时墨踩着积雪往家走,雪花落在帽子上、肩膀上,凉丝丝的。到家的时候,整个人都快成雪人了。
李秀兰赶紧把她拉进屋,用毛巾给她擦头发:“哎哟,这雪下得可真大!明天也不知道能不能停。”
“看这样子不像能停的,明早上学得早点出门。”
这雪果然下了整整一夜。
第二天早上,整个世界都白茫茫一片。
时墨推开窗一看,愣住了。
院子里的积雪足有半尺厚,胡同里的雪更深,有的地方被风一吹,甚至堆到了膝盖。
“我的天,这雪下得也太大了!”时建军扒着窗户看了一眼,回头就跟时墨说,“妹,今天自行车肯定骑不了了,哥陪你步行去学校,我给你背书包,保准摔不着你。”
“这雪确实不小。”李秀兰站在窗户边发愁,“墨墨,今天要不请假算了?”
“我没事,前些日子请了好几次,总请假不好。”时墨穿上厚棉袄,戴上手套,站在门口道。
时建军已经穿戴整齐,又翻出一条厚围巾,把时墨围得严严实实,只露出两只眼睛,“妹,走吧!”
兄妹俩裹得严严实实的出了门,踩着积雪往胡同口走。
雪还在下,纷纷扬扬的,视线里全是白的。
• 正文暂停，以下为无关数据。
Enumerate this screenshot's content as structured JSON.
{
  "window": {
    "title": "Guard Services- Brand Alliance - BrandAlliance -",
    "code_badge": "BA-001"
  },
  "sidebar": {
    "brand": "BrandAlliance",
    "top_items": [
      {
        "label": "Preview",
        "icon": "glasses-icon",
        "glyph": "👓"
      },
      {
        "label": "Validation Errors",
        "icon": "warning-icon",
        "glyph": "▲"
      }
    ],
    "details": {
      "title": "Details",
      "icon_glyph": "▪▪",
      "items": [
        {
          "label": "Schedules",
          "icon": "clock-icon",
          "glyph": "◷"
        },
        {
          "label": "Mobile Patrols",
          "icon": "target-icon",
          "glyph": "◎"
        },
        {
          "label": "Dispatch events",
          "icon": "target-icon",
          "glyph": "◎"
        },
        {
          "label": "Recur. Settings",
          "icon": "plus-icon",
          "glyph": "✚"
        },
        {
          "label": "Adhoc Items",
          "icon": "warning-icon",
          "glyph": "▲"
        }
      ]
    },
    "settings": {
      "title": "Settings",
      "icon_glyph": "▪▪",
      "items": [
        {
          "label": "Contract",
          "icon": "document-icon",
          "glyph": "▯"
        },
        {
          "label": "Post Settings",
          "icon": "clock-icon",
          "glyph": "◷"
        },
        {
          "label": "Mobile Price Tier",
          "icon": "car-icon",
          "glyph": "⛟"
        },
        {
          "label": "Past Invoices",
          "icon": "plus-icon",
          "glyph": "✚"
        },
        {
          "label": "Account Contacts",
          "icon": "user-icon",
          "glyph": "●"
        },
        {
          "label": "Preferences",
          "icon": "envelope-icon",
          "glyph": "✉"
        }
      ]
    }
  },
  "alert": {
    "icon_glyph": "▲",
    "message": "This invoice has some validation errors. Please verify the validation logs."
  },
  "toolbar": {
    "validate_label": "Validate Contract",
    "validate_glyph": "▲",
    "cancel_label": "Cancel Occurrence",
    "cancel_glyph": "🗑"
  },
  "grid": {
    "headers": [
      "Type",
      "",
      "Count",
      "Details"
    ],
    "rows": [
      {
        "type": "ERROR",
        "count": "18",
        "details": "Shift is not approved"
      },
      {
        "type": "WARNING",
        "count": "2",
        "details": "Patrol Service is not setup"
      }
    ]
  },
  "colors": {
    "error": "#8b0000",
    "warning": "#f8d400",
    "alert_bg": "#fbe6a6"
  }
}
细细的雪沫子打在脸上,凉飕飕的。
路上的积雪被踩得实实的,滑得很,时建军一步一探地走在前面,给时墨踩出脚印,嘴里还不停叮嘱:“慢点走,踩着我的脚印,别往边上滑。”
“哥,要不咱们还是等公交吧?”时墨提议。
“等啥公交,这种天气公交早挤满了,等半天也挤不上去。”时建军摇摇头,“走走吧,就当锻炼身体,实在不行哥背你。”
时墨笑道:“哥,我又不是三岁小孩儿。”
两人走到路口,正要往大路上拐,忽然听见一声汽车喇叭——
“嘀——”
一辆黑色轿车停在路口,车窗摇下来,露出谢时昀的脸。
他今天穿着一件深棕色大衣,围着条藏青色的围巾,衬得眉目愈发清俊。看见他们,笑着招呼道:“时墨,建军,上车吧,我送你们。”
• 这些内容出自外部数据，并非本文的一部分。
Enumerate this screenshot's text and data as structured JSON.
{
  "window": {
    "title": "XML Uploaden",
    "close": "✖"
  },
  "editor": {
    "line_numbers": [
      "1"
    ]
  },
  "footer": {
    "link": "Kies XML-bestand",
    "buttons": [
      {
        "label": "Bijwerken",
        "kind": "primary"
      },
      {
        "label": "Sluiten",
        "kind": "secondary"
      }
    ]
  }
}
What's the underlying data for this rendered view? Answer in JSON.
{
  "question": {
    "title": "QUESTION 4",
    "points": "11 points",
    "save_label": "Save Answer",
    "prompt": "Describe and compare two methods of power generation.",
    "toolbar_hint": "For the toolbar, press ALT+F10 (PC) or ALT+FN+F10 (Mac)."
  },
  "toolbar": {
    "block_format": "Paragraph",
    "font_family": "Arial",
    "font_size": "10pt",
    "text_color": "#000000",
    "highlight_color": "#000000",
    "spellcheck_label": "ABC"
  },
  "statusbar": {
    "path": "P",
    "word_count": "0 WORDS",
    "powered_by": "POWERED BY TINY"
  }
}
时建军愣了一下,立刻笑着摆手:“谢哥?你怎么在这儿?”
“今天要去单位办点事,正好路过这边。”谢时昀说得云淡风轻,“想着能不能碰上你们,没想到还真碰上了。上来吧,雪太大了,路不好走。”
时建军愣了一下,立刻笑着摆手:“不用了,我们俩走着就行,就当锻炼身体了!”
“别跟我客气。”谢时昀推开车门下来,撑着伞走到两人面前,目光落在时墨冻得微红的眼尾上,语气里带着不易察觉的关切,“雪还在下,路滑得很,到学校步行过去至少要半个多小时,别再冻感冒了,耽误上课。上车吧,正好顺路,不麻烦。”
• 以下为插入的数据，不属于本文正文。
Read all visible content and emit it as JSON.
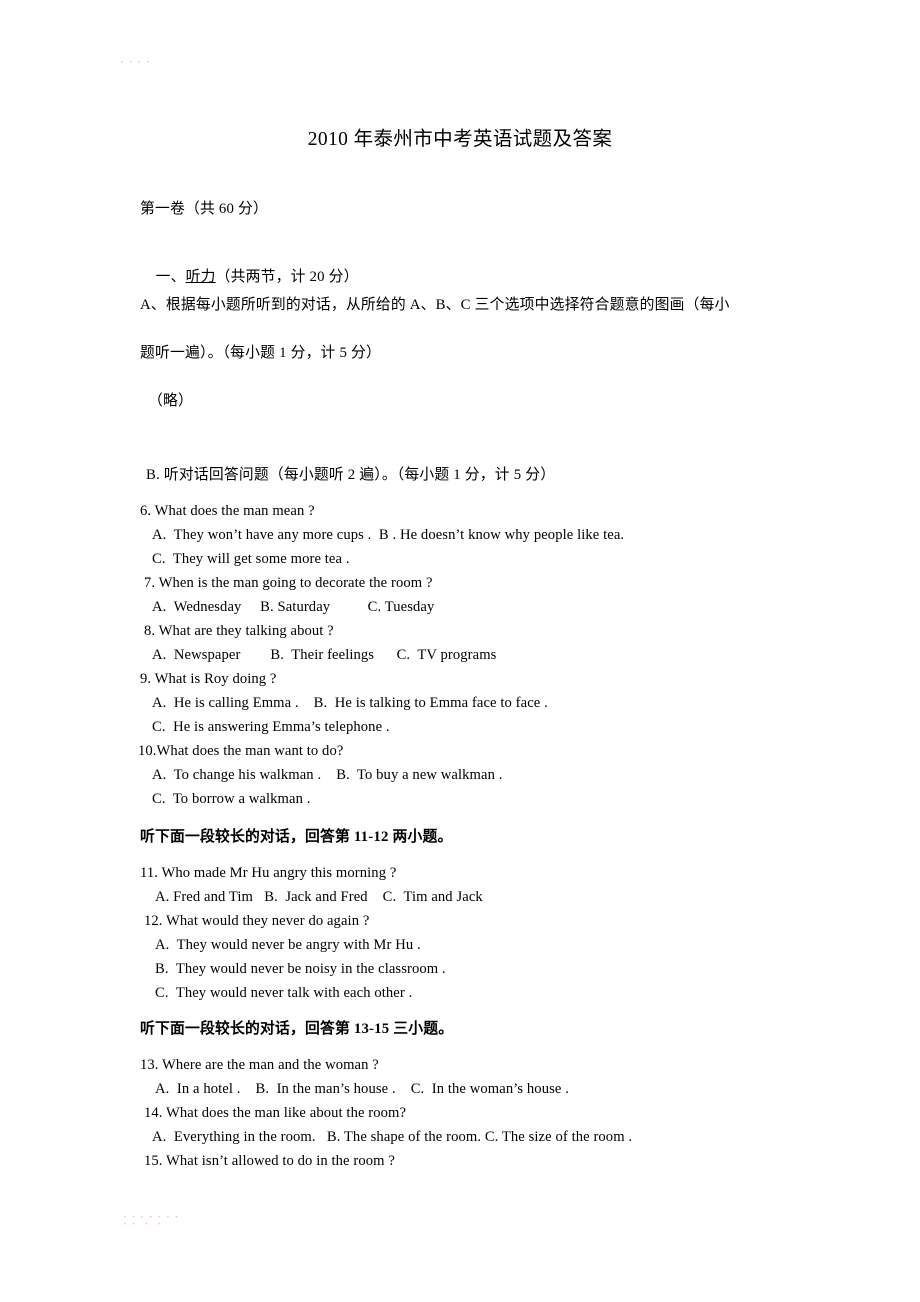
{
  "document": {
    "title": "2010 年泰州市中考英语试题及答案",
    "paper_part": "第一卷（共 60 分）",
    "watermark_top": "• • • •",
    "watermark_bottom": "• • • • • • •\n• •  •  •"
  },
  "section_listening": {
    "heading_prefix": "一、",
    "heading_underlined": "听力",
    "heading_suffix": "（共两节，计 20 分）",
    "part_a_line1": "A、根据每小题所听到的对话，从所给的 A、B、C 三个选项中选择符合题意的图画（每小",
    "part_a_line2": "题听一遍）。（每小题 1 分，计 5 分）",
    "part_a_omitted": "（略）",
    "part_b_heading": "B. 听对话回答问题（每小题听 2 遍）。（每小题 1 分，计 5 分）",
    "long_dialogue_heading_1": "听下面一段较长的对话，回答第 11-12 两小题。",
    "long_dialogue_heading_2": "听下面一段较长的对话，回答第 13-15 三小题。"
  },
  "questions": [
    {
      "number": "6.",
      "stem": "6. What does the man mean ?",
      "option_lines": [
        "A.  They won’t have any more cups .  B . He doesn’t know why people like tea.",
        "C.  They will get some more tea ."
      ]
    },
    {
      "number": "7.",
      "stem": "7. When is the man going to decorate the room ?",
      "option_lines": [
        "A.  Wednesday     B. Saturday          C. Tuesday"
      ]
    },
    {
      "number": "8.",
      "stem": "8. What are they talking about ?",
      "option_lines": [
        "A.  Newspaper        B.  Their feelings      C.  TV programs"
      ]
    },
    {
      "number": "9.",
      "stem": "9. What is Roy doing ?",
      "option_lines": [
        "A.  He is calling Emma .    B.  He is talking to Emma face to face .",
        "C.  He is answering Emma’s telephone ."
      ]
    },
    {
      "number": "10.",
      "stem": "10.What does the man want to do?",
      "option_lines": [
        "A.  To change his walkman .    B.  To buy a new walkman .",
        "C.  To borrow a walkman ."
      ]
    },
    {
      "number": "11.",
      "stem": "11. Who made Mr Hu angry this morning ?",
      "option_lines": [
        "A. Fred and Tim   B.  Jack and Fred    C.  Tim and Jack"
      ]
    },
    {
      "number": "12.",
      "stem": "12. What would they never do again ?",
      "option_lines": [
        "A.  They would never be angry with Mr Hu .",
        "B.  They would never be noisy in the classroom .",
        "C.  They would never talk with each other ."
      ]
    },
    {
      "number": "13.",
      "stem": "13. Where are the man and the woman ?",
      "option_lines": [
        "A.  In a hotel .    B.  In the man’s house .    C.  In the woman’s house ."
      ]
    },
    {
      "number": "14.",
      "stem": "14. What does the man like about the room?",
      "option_lines": [
        "A.  Everything in the room.   B. The shape of the room. C. The size of the room ."
      ]
    },
    {
      "number": "15.",
      "stem": "15. What isn’t allowed to do in the room ?",
      "option_lines": []
    }
  ]
}
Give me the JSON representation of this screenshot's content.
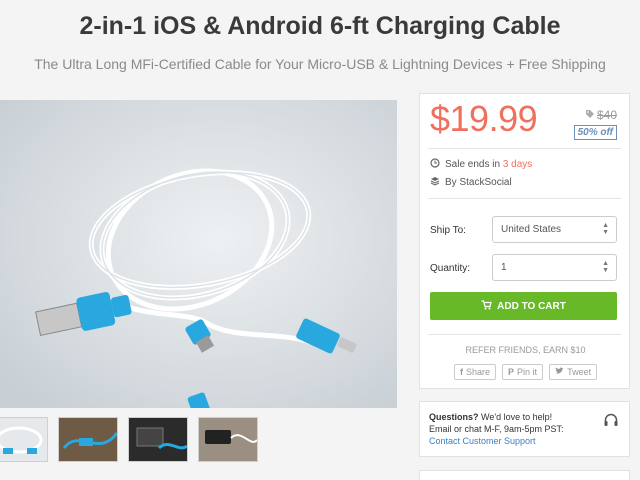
{
  "product": {
    "title": "2-in-1 iOS & Android 6-ft Charging Cable",
    "subtitle": "The Ultra Long MFi-Certified Cable for Your Micro-USB & Lightning Devices + Free Shipping"
  },
  "pricing": {
    "price": "$19.99",
    "original_price": "$40",
    "discount": "50% off",
    "price_color": "#f0705e"
  },
  "sale": {
    "prefix": "Sale ends in ",
    "remaining": "3 days",
    "seller": "By StackSocial"
  },
  "shipping": {
    "label": "Ship To:",
    "value": "United States"
  },
  "quantity": {
    "label": "Quantity:",
    "value": "1"
  },
  "cart": {
    "label": "ADD TO CART",
    "color": "#67b928"
  },
  "referral": {
    "text": "REFER FRIENDS, EARN $10",
    "share_buttons": [
      "Share",
      "Pin it",
      "Tweet"
    ]
  },
  "support": {
    "question": "Questions?",
    "intro": " We'd love to help!",
    "hours": "Email or chat M-F, 9am-5pm PST:",
    "link": "Contact Customer Support"
  },
  "icons": [
    "tag-icon",
    "clock-icon",
    "layers-icon",
    "cart-icon",
    "facebook-icon",
    "pinterest-icon",
    "twitter-icon",
    "headset-icon"
  ]
}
前面驾驶座的司机听到这话,心里暗自好笑,却看破不说破。
谢家到单位根本不走这条道。
老板一大早就催着他把车开过来,在路口等了快二十分钟了,这会儿倒说是“正好路过”。
时建军看着漫天的大雪,又看了看身边裹得严严实实的妹妹,有点犹豫了。他自己走没关系,可妹妹一个女孩子,雪这么大,万一真冻感冒了咋整。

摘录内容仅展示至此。